Архитектор подошел – он стал меньше ростом, еще больше зарос волосами, хоть неделя прошла всего, – задрал голову, чтобы заглянуть ему в лицо и сказал негромко: – Не кричите. Ночь на дворе. Какие санитары. – И принялся развязывать простыни.
Волки-психи разбрелись. Он не запомнил лиц и не узнал бы при встрече, чтобы свести счеты. Оглянулся. Свет здесь ночью не выключали. Картина, что увидел, была настолько ужасающей, что зажмурился. И сразу в ноздри ударил концентрированный запах аммиака, фекалий и специфический запах пота сумасшедших. Он зашатался. Закрыл рот и нос ладонью, и боялся отвести ее от лица. Глаза слезились. И уже сквозь слезы всматривался в безумный даже для психиатрической больницы мир.
Почти все они – а их там было человек сорок – не спали. Некоторые стояли в неудобных позах, застыв в кататонии. Другие без одежды лежали на загаженном деревянном полу. Простыней не было. Подушек тоже.
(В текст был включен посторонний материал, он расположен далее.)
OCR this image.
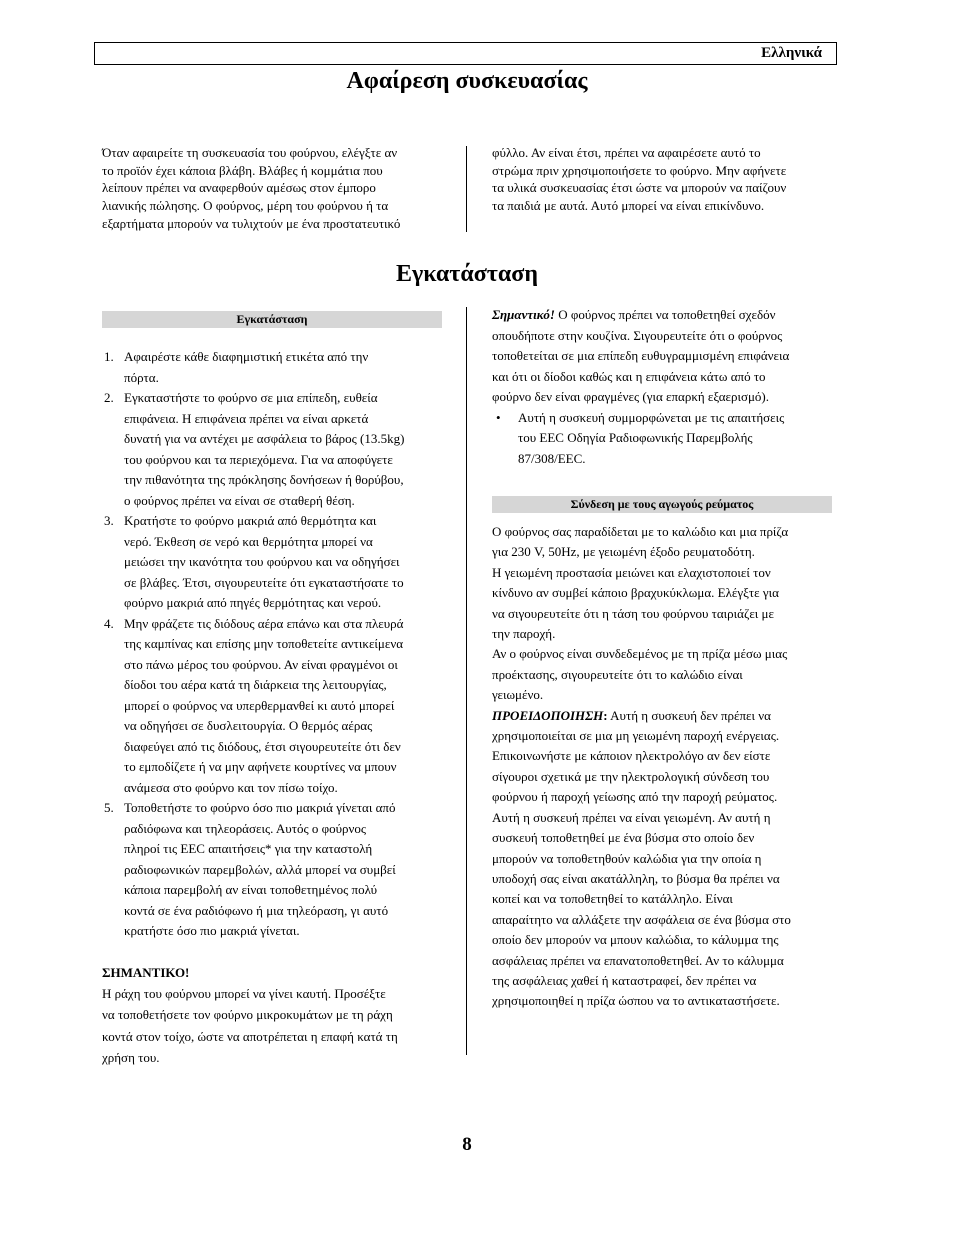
Ελληνικά
Αφαίρεση συσκευασίας
Όταν αφαιρείτε τη συσκευασία του φούρνου, ελέγξτε αν
το προϊόν έχει κάποια βλάβη. Βλάβες ή κομμάτια που
λείπουν πρέπει να αναφερθούν αμέσως στον έμπορο
λιανικής πώλησης. Ο φούρνος, μέρη του φούρνου ή τα
εξαρτήματα μπορούν να τυλιχτούν με ένα προστατευτικό
φύλλο. Αν είναι έτσι, πρέπει να αφαιρέσετε αυτό το
στρώμα πριν χρησιμοποιήσετε το φούρνο. Μην αφήνετε
τα υλικά συσκευασίας έτσι ώστε να μπορούν να παίζουν
τα παιδιά με αυτά. Αυτό μπορεί να είναι επικίνδυνο.
Εγκατάσταση
Εγκατάσταση
1. Αφαιρέστε κάθε διαφημιστική ετικέτα από την
πόρτα.
2. Εγκαταστήστε το φούρνο σε μια επίπεδη, ευθεία
επιφάνεια. Η επιφάνεια πρέπει να είναι αρκετά
δυνατή για να αντέχει με ασφάλεια το βάρος (13.5kg)
του φούρνου και τα περιεχόμενα. Για να αποφύγετε
την πιθανότητα της πρόκλησης δονήσεων ή θορύβου,
ο φούρνος πρέπει να είναι σε σταθερή θέση.
3. Κρατήστε το φούρνο μακριά από θερμότητα και
νερό. Έκθεση σε νερό και θερμότητα μπορεί να
μειώσει την ικανότητα του φούρνου και να οδηγήσει
σε βλάβες. Έτσι, σιγουρευτείτε ότι εγκαταστήσατε το
φούρνο μακριά από πηγές θερμότητας και νερού.
4. Μην φράζετε τις διόδους αέρα επάνω και στα πλευρά
της καμπίνας και επίσης μην τοποθετείτε αντικείμενα
στο πάνω μέρος του φούρνου. Αν είναι φραγμένοι οι
δίοδοι του αέρα κατά τη διάρκεια της λειτουργίας,
μπορεί ο φούρνος να υπερθερμανθεί κι αυτό μπορεί
να οδηγήσει σε δυσλειτουργία. Ο θερμός αέρας
διαφεύγει από τις διόδους, έτσι σιγουρευτείτε ότι δεν
το εμποδίζετε ή να μην αφήνετε κουρτίνες να μπουν
ανάμεσα στο φούρνο και τον πίσω τοίχο.
5. Τοποθετήστε το φούρνο όσο πιο μακριά γίνεται από
ραδιόφωνα και τηλεοράσεις. Αυτός ο φούρνος
πληροί τις EEC απαιτήσεις* για την καταστολή
ραδιοφωνικών παρεμβολών, αλλά μπορεί να συμβεί
κάποια παρεμβολή αν είναι τοποθετημένος πολύ
κοντά σε ένα ραδιόφωνο ή μια τηλεόραση, γι αυτό
κρατήστε όσο πιο μακριά γίνεται.

ΣΗΜΑΝΤΙΚΟ!

Η ράχη του φούρνου μπορεί να γίνει καυτή. Προσέξτε
να τοποθετήσετε τον φούρνο μικροκυμάτων με τη ράχη
κοντά στον τοίχο, ώστε να αποτρέπεται η επαφή κατά τη
χρήση του.

Σημαντικό! Ο φούρνος πρέπει να τοποθετηθεί σχεδόν

οπουδήποτε στην κουζίνα. Σιγουρευτείτε ότι ο φούρνος
τοποθετείται σε μια επίπεδη ευθυγραμμισμένη επιφάνεια
και ότι οι δίοδοι καθώς και η επιφάνεια κάτω από το
φούρνο δεν είναι φραγμένες (για επαρκή εξαερισμό).
• Αυτή η συσκευή συμμορφώνεται με τις απαιτήσεις
του EEC Οδηγία Ραδιοφωνικής Παρεμβολής
87/308/EEC.
Σύνδεση με τους αγωγούς ρεύματος
Ο φούρνος σας παραδίδεται με το καλώδιο και μια πρίζα
για 230 V, 50Hz, με γειωμένη έξοδο ρευματοδότη.
Η γειωμένη προστασία μειώνει και ελαχιστοποιεί τον
κίνδυνο αν συμβεί κάποιο βραχυκύκλωμα. Ελέγξτε για
να σιγουρευτείτε ότι η τάση του φούρνου ταιριάζει με
την παροχή.
Αν ο φούρνος είναι συνδεδεμένος με τη πρίζα μέσω μιας
προέκτασης, σιγουρευτείτε ότι το καλώδιο είναι
γειωμένο.

ΠΡΟΕΙΔΟΠΟΙΗΣΗ: Αυτή η συσκευή δεν πρέπει να

χρησιμοποιείται σε μια μη γειωμένη παροχή ενέργειας.
Επικοινωνήστε με κάποιον ηλεκτρολόγο αν δεν είστε
σίγουροι σχετικά με την ηλεκτρολογική σύνδεση του
φούρνου ή παροχή γείωσης από την παροχή ρεύματος.
Αυτή η συσκευή πρέπει να είναι γειωμένη. Αν αυτή η
συσκευή τοποθετηθεί με ένα βύσμα στο οποίο δεν
μπορούν να τοποθετηθούν καλώδια για την οποία η
υποδοχή σας είναι ακατάλληλη, το βύσμα θα πρέπει να
κοπεί και να τοποθετηθεί το κατάλληλο. Είναι
απαραίτητο να αλλάξετε την ασφάλεια σε ένα βύσμα στο
οποίο δεν μπορούν να μπουν καλώδια, το κάλυμμα της
ασφάλειας πρέπει να επανατοποθετηθεί. Αν το κάλυμμα
της ασφάλειας χαθεί ή καταστραφεί, δεν πρέπει να
χρησιμοποιηθεί η πρίζα ώσπου να το αντικαταστήσετε.
8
Только мокрые грязные матрацы, изредка крытые клеенкой. И огромное количество зеленых навозных мух, что с почти человеческим неистовством бились о темные окна, словно старались поскорее выбраться из ужасающей человеческой клоаки. Отступали, набирали скорость и снова ударялись о стекло, пока не падали в изнеможении на подоконник, где копились зеленые трупики. Их жужжание служило саундтреком мизансцен, безостановочно следовавших одна за другой. Многие разговаривали сами с собой. Кто-то бился головой о дверь. Кто-то истязал себя, прокусывая кожу зубами на предплечье, и с интересом наблюдал, как течет кровь. Кто-то мазал лицо фекалиями… Все были разобщены, изолированы друг от друга. Каждый сам по себе: не видел, не слышал, не замечал соседа. Только двое в дальнем углу палаты молча дрались, но как-то странно, по-звериному. Один внезапно останавливал драку, поворачивался к противнику спиной, словно забывая. А другой, не удивившись, принимался ковырять пальцем стену. Через минуту кто-то вспоминал, и они снова брались за дело.
– Пойдемте, – сказал архитектор и потянул за собой к одному из окон, зарешёченному железными прутьями. – Вас здесь не тронут.
Сквозь пижаму он притронулся рукой к развороченному заду и промолчал.
– Иисус, – продолжал архитектор, – сильно отяготил человеческую жизнь, усеяв ее бедами и напастями, терниями с колючками. И минимизировал процветание. Однако радость осознанного бремени для некоторых есть то нормальное состояние земного бытия, без чего человечество утратило бы «уравновешенность». Понимаете о чем я? Ничего, позже поймете. А сейчас попробуем довести начатый когда-то разговор до конца. Вы ведь здесь за этим?